Your pet can come in contact with wildlife no matter where you live.  Check out these tips on the most common wild animal interactions and how to keep your pet safe from wildlife and home, and out on walks!

Coyotes – Coyotes are very territorial, and primarily attack cats and small dogs at dawn or dusk, and usually in the pet’s own backyard!  Most attacks occur during breeding season (January to March), and they will even attack large dogs if they feel that their pups or territory is in danger.

Deer – Although deer are not normally considered dangerous, a buck may attack a pet during rutting season (October to December), particularly at dawn and dusk. 

Skunks, opossums, and groundhogs – These critters also do not generally pose a risk to your pets, but a run in with a skunk can ruin your day.  Clapping your hands before letting your pet outside can give them an opportunity to run and hide before coming face to face with your pet. 

Racoons – While cats generally have the good sense to steer clear of raccoons, dogs and raccoons often relish in a fight. And the dogs almost always lose the fight.  Raccoons have a malicious game plan when fighting a dog, with the intent to create as much damage as possible.  Since attacks occur at night, turning floodlights on before letting a pet out can scare them away before they can attack. 

Hawk or Owl – If a hawk or owl appears in your yard, bring your cat inside.  A flashlight beam will scare the bird off. trimming dead branches from trees will eliminate some nesting areas.  If a nest is built in your yard, keep your cat inside until the babies leave.  Removing a nest that contains eggs, or nestlings violates state and federal laws, as does harming birds of prey in general. Call your local wildlife department for more information.  In this area you can call the ODNR at (614) 265-6565.

Home Safety Tips to Protect Your Dog and Cat from Wildlife

  • Remove trash and food (human and pet) from your yard. Keep clutter out of your yard that would allow for wildlife to hide or live in.  Regularly clean your yard of animal waste- it can attract wild animals to your property.
  • Wild animals can even find their way into fenced yards. Monitor your pet (especially small dogs) while they are outside, particularly at dusk and dawn.  Do not leave them chained up in the yard- they become a sitting target! 
  • Keep your pets current on vaccinations. One of the biggest threats that wild animals pose to your pet is rabies!  You can call us at Granville Veterinary Clinic at 740-587-1129 to get them scheduled for vaccines!
  • Make sure your neighbors understand the threat of wildlife and take these precautions seriously as well- wildlife does not abide by property lines.

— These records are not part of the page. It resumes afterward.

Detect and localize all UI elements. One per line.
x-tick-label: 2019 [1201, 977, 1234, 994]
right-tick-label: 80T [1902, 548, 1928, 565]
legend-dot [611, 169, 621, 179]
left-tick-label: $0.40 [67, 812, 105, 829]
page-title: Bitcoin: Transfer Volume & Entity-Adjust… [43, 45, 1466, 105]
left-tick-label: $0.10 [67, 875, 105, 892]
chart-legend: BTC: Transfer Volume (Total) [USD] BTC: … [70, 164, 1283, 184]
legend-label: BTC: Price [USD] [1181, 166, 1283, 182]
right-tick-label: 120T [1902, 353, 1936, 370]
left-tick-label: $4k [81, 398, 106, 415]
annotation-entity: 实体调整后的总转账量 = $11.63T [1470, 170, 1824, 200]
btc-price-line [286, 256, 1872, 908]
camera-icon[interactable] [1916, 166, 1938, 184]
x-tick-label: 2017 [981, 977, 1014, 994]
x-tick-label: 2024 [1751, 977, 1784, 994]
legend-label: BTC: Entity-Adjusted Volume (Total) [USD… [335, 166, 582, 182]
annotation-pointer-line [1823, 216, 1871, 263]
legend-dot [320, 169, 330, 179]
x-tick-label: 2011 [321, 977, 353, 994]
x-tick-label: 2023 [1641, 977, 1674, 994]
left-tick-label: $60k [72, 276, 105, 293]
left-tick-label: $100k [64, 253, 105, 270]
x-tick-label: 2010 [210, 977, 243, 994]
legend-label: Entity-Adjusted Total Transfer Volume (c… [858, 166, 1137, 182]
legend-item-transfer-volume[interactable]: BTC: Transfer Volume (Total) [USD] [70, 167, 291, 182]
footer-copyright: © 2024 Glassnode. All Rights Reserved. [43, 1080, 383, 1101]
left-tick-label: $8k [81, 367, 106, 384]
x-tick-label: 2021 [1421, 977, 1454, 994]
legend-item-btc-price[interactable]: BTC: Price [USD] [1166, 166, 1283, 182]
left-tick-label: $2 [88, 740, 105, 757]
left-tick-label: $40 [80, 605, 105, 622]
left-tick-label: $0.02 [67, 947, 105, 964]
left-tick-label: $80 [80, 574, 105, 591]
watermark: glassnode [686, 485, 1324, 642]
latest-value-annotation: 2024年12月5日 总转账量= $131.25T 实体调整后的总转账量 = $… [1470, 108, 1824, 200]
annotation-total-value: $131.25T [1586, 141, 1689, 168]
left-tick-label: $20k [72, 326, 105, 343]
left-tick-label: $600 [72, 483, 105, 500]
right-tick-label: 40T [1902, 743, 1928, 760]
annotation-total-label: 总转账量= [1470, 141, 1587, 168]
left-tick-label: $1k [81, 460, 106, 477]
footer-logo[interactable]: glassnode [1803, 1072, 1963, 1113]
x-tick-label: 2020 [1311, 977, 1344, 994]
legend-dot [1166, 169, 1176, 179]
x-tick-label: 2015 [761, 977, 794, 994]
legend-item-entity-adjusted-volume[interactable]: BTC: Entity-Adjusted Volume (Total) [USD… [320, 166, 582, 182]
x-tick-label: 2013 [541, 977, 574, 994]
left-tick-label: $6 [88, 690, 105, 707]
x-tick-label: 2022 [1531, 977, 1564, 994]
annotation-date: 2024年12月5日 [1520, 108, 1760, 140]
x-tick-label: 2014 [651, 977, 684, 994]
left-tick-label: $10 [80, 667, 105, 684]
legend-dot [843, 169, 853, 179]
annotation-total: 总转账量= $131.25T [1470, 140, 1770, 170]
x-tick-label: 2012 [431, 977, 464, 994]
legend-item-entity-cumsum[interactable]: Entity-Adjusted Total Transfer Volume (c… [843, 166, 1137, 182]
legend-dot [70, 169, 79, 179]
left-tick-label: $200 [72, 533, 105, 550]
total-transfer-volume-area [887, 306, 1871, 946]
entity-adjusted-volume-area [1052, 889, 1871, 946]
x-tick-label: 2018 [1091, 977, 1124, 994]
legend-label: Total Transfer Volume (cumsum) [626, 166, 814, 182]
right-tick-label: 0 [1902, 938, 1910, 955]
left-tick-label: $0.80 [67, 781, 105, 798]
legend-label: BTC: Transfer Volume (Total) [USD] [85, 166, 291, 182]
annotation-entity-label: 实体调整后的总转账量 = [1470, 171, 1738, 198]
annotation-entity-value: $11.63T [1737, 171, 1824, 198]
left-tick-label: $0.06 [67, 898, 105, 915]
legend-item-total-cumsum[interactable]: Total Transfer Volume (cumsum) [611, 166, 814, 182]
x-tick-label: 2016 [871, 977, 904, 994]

Walking Safety with Your Dog

  • Keep pets on a leash during walks, and avoid areas of thick vegetation where wild animals could be hiding.
  • If you encounter a wild animal, face the animal and back away slowly- do not run away! Pick up any small animals so wildlife does not see them as “easy prey”.  Leave a path for the animal to escape, and stay as far away as possible.  Never let the pet interact, or “play” with a wild animal. 

Protecting Cats

  • Raccoons, possums, and skunks can’t jump or climb as well as cats, so consider placing food bowls on a higher platform. Keeping food off the ground will also prevent insects from getting into the food.
  • Raising outdoor shelter units make it difficult for most unwanted wildlife visitors to access the shelter. Offering multiple outdoor units will allow the cat to find shelter if wildlife is in a different outdoor unit.  The shelter door should only be wide enough for cats to go through.  The shelters should have multiple doorways so a cat can escape if unwanted wildlife blocks their exit.